While the health of the workers of the
world is in crisis mode, what of the compensation reaped by the health
conglomerates and their corporate controllers?
Richard L. Scott of Columbia HCA received
$265.5 million in one year. Peter Nicholson of Boston Scientific Corporation got
$231.1 million. David Jones of Humana, Inc. obtained $194.4 million. Leon C.
Hirsch of U.S. Surgical Company was paid $105.8 million.
This was just the salary. Leonard Abramson
of U.S. Health Care received stock options of $11.4 million, but outright stock
holdings of $783.9 million His total compensation package was $805,122,045. The
total federal spending on AIDS was $1.4 billion—half of the value of the
stockholdings of the top ten health industry executives.
These payments are across the board among
corporate conglomerates, as documented in the Special Report in Business Week
(April 20, 1998).
Working class independence
The power of global capital can only be
challenged by a fightback on a global scale. Unless we organize ourselves in the
workplace and politically in every country and build an international party of
working people, we shall never escape the control of global capital.

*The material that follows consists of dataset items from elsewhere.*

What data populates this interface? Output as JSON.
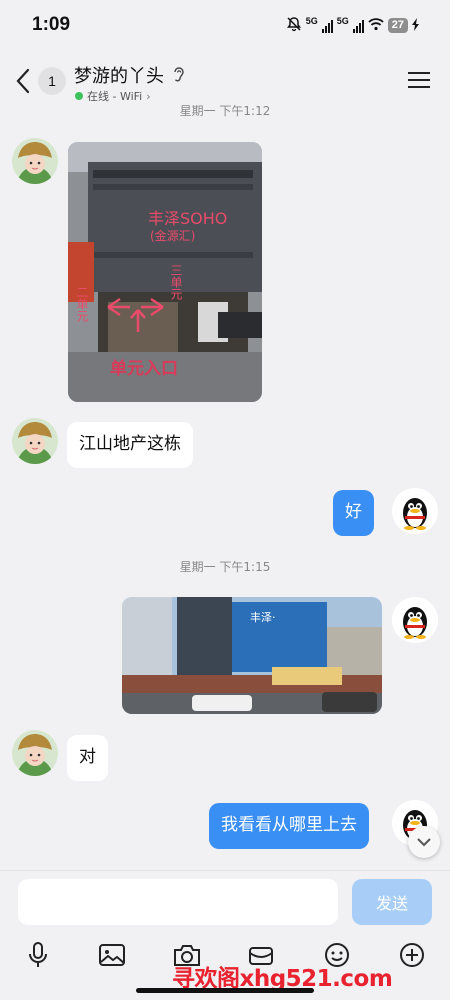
{
  "status_bar": {
    "time": "1:09",
    "network_1": "5G",
    "network_2": "5G",
    "battery": "27"
  },
  "header": {
    "unread_count": "1",
    "contact_name": "梦游的丫头",
    "online_status": "在线 - WiFi"
  },
  "messages": [
    {
      "type": "timestamp",
      "text": "星期一 下午1:12"
    },
    {
      "type": "image",
      "side": "in",
      "caption_sign": "丰泽SOHO",
      "caption_sub": "(金源汇)",
      "label_left": "二单元",
      "label_right": "三单元",
      "label_entrance": "单元入口"
    },
    {
      "type": "text",
      "side": "in",
      "text": "江山地产这栋"
    },
    {
      "type": "text",
      "side": "out",
      "text": "好"
    },
    {
      "type": "timestamp",
      "text": "星期一 下午1:15"
    },
    {
      "type": "image",
      "side": "out",
      "caption_sign": "丰泽·"
    },
    {
      "type": "text",
      "side": "in",
      "text": "对"
    },
    {
      "type": "text",
      "side": "out",
      "text": "我看看从哪里上去"
    }
  ],
  "composer": {
    "placeholder": "",
    "send_label": "发送"
  },
  "toolbar": [
    "microphone-icon",
    "image-icon",
    "camera-icon",
    "red-packet-icon",
    "emoji-icon",
    "plus-icon"
  ],
  "watermark": "寻欢阁xhg521.com",
  "colors": {
    "accent": "#3a8ff5",
    "send_disabled": "#a8cef8",
    "online": "#3cc25a",
    "watermark": "#e8222e"
  }
}
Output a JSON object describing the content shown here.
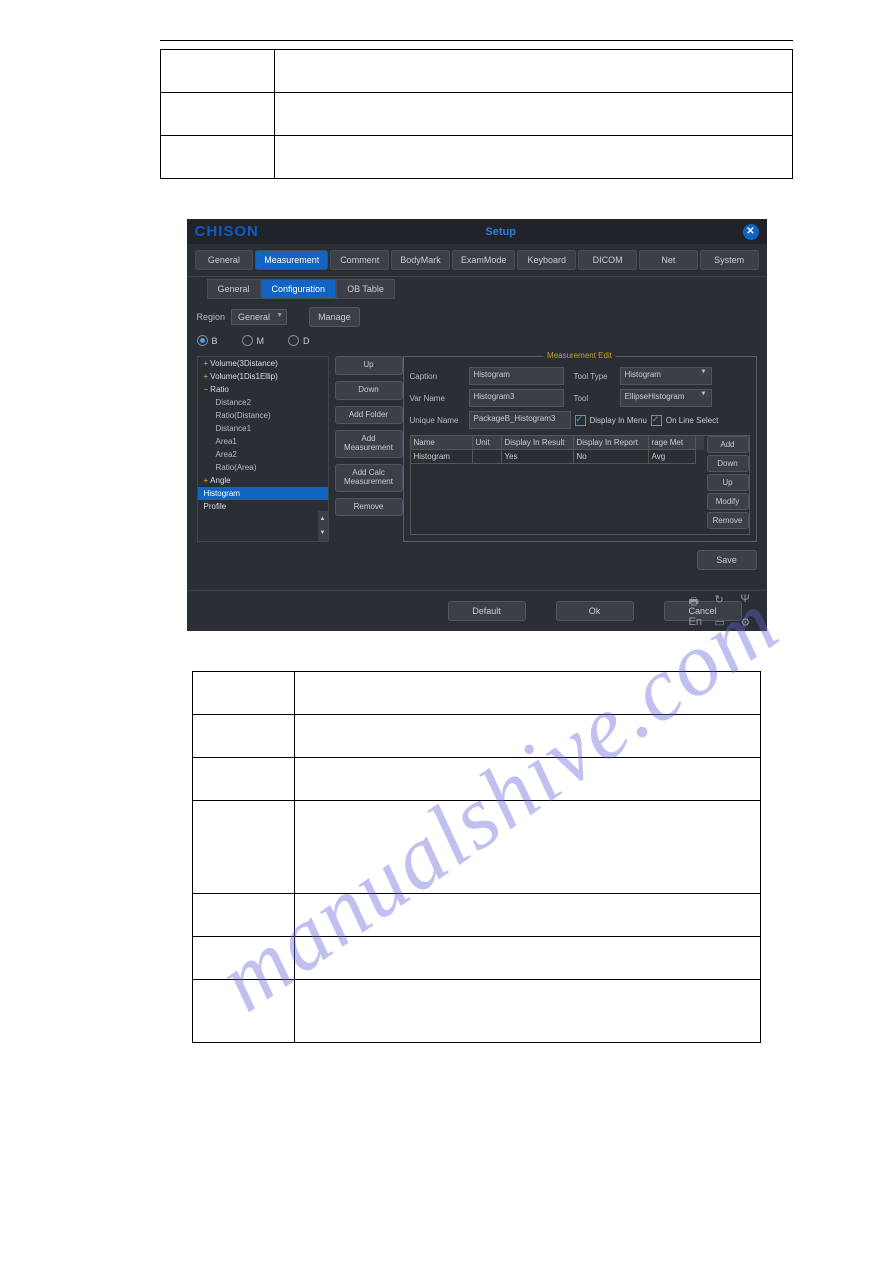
{
  "brand": "CHISON",
  "window_title": "Setup",
  "maintabs": [
    "General",
    "Measurement",
    "Comment",
    "BodyMark",
    "ExamMode",
    "Keyboard",
    "DICOM",
    "Net",
    "System"
  ],
  "subtabs": [
    "General",
    "Configuration",
    "OB Table"
  ],
  "region_label": "Region",
  "region_value": "General",
  "manage_label": "Manage",
  "radios": [
    "B",
    "M",
    "D"
  ],
  "tree": [
    {
      "label": "Volume(3Distance)",
      "lvl": 1,
      "exp": "+"
    },
    {
      "label": "Volume(1Dis1Ellip)",
      "lvl": 1,
      "exp": "+"
    },
    {
      "label": "Ratio",
      "lvl": 1,
      "exp": "−"
    },
    {
      "label": "Distance2",
      "lvl": 2
    },
    {
      "label": "Ratio(Distance)",
      "lvl": 2
    },
    {
      "label": "Distance1",
      "lvl": 2
    },
    {
      "label": "Area1",
      "lvl": 2
    },
    {
      "label": "Area2",
      "lvl": 2
    },
    {
      "label": "Ratio(Area)",
      "lvl": 2
    },
    {
      "label": "Angle",
      "lvl": 1,
      "exp": "+"
    },
    {
      "label": "Histogram",
      "lvl": 1,
      "selected": true
    },
    {
      "label": "Profile",
      "lvl": 1
    }
  ],
  "side_buttons": [
    "Up",
    "Down",
    "Add Folder",
    "Add Measurement",
    "Add Calc Measurement",
    "Remove"
  ],
  "edit_title": "Measurement Edit",
  "form": {
    "caption_label": "Caption",
    "caption_value": "Histogram",
    "tooltype_label": "Tool Type",
    "tooltype_value": "Histogram",
    "varname_label": "Var Name",
    "varname_value": "Histogram3",
    "tool_label": "Tool",
    "tool_value": "EllipseHistogram",
    "uniquename_label": "Unique Name",
    "uniquename_value": "PackageB_Histogram3",
    "display_menu_label": "Display In Menu",
    "online_select_label": "On Line Select"
  },
  "mini_table": {
    "headers": [
      "Name",
      "Unit",
      "Display In Result",
      "Display In Report",
      "rage Met"
    ],
    "row": [
      "Histogram",
      "",
      "Yes",
      "No",
      "Avg"
    ],
    "buttons": [
      "Add",
      "Down",
      "Up",
      "Modify",
      "Remove"
    ]
  },
  "save_label": "Save",
  "footer_buttons": [
    "Default",
    "Ok",
    "Cancel"
  ],
  "footer_lang": "En",
  "watermark": "manualshive.com"
}
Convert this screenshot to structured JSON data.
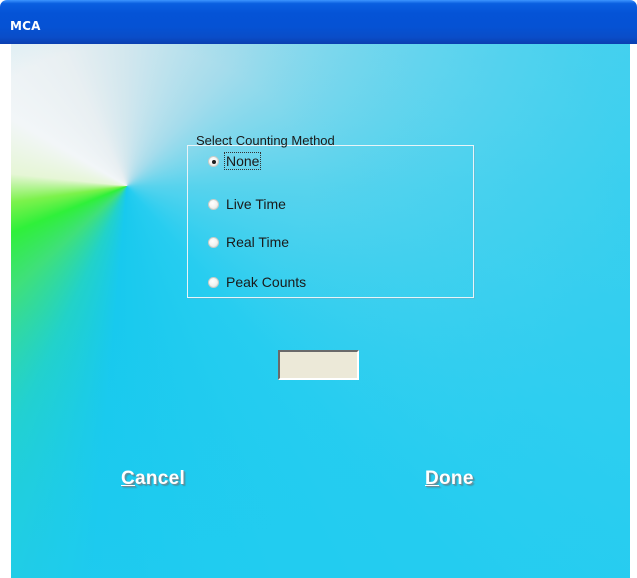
{
  "window": {
    "title": "MCA"
  },
  "counting_method": {
    "legend": "Select Counting Method",
    "options": [
      {
        "label": "None",
        "checked": true
      },
      {
        "label": "Live Time",
        "checked": false
      },
      {
        "label": "Real Time",
        "checked": false
      },
      {
        "label": "Peak Counts",
        "checked": false
      }
    ]
  },
  "value_field": {
    "value": ""
  },
  "buttons": {
    "cancel": {
      "mnemonic": "C",
      "rest": "ancel"
    },
    "done": {
      "mnemonic": "D",
      "rest": "one"
    }
  }
}
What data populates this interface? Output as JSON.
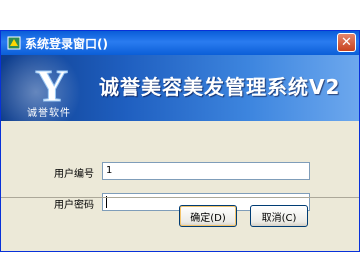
{
  "window": {
    "title": "系统登录窗口()",
    "close_glyph": "✕"
  },
  "banner": {
    "logo_letter": "Y",
    "company": "诚誉软件",
    "system_title": "诚誉美容美发管理系统V2"
  },
  "form": {
    "user_id": {
      "label": "用户编号",
      "value": "1"
    },
    "password": {
      "label": "用户密码",
      "value": ""
    }
  },
  "buttons": {
    "ok": "确定(D)",
    "cancel": "取消(C)"
  },
  "colors": {
    "titlebar": "#0A5DD8",
    "banner": "#1F5FC0",
    "dialog_bg": "#ECE9D8",
    "close": "#C8421E"
  }
}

We need organization and political parties
independent of capital if we are to devise our own programs and fight for the
power to implement them.
To achieve independent class organization,
we must build labor parties that can break the capitalist monopoly over the
political process. Without this, working people will be led repeatedly into an
impasse, helpless and passive tools of the political instruments of their class
enemy.
Let us join together in discussing how we
can break with the political parties of capital
in every country: with the Democrats no less than the Republicans in the United
States, with the parties administering the policies of the IMF everywhere.
Let us join together in building that
party of working people. As the anthem of the workers' movement proclaims, it is
the final battle and, for humanity's sake, we must wage it to win.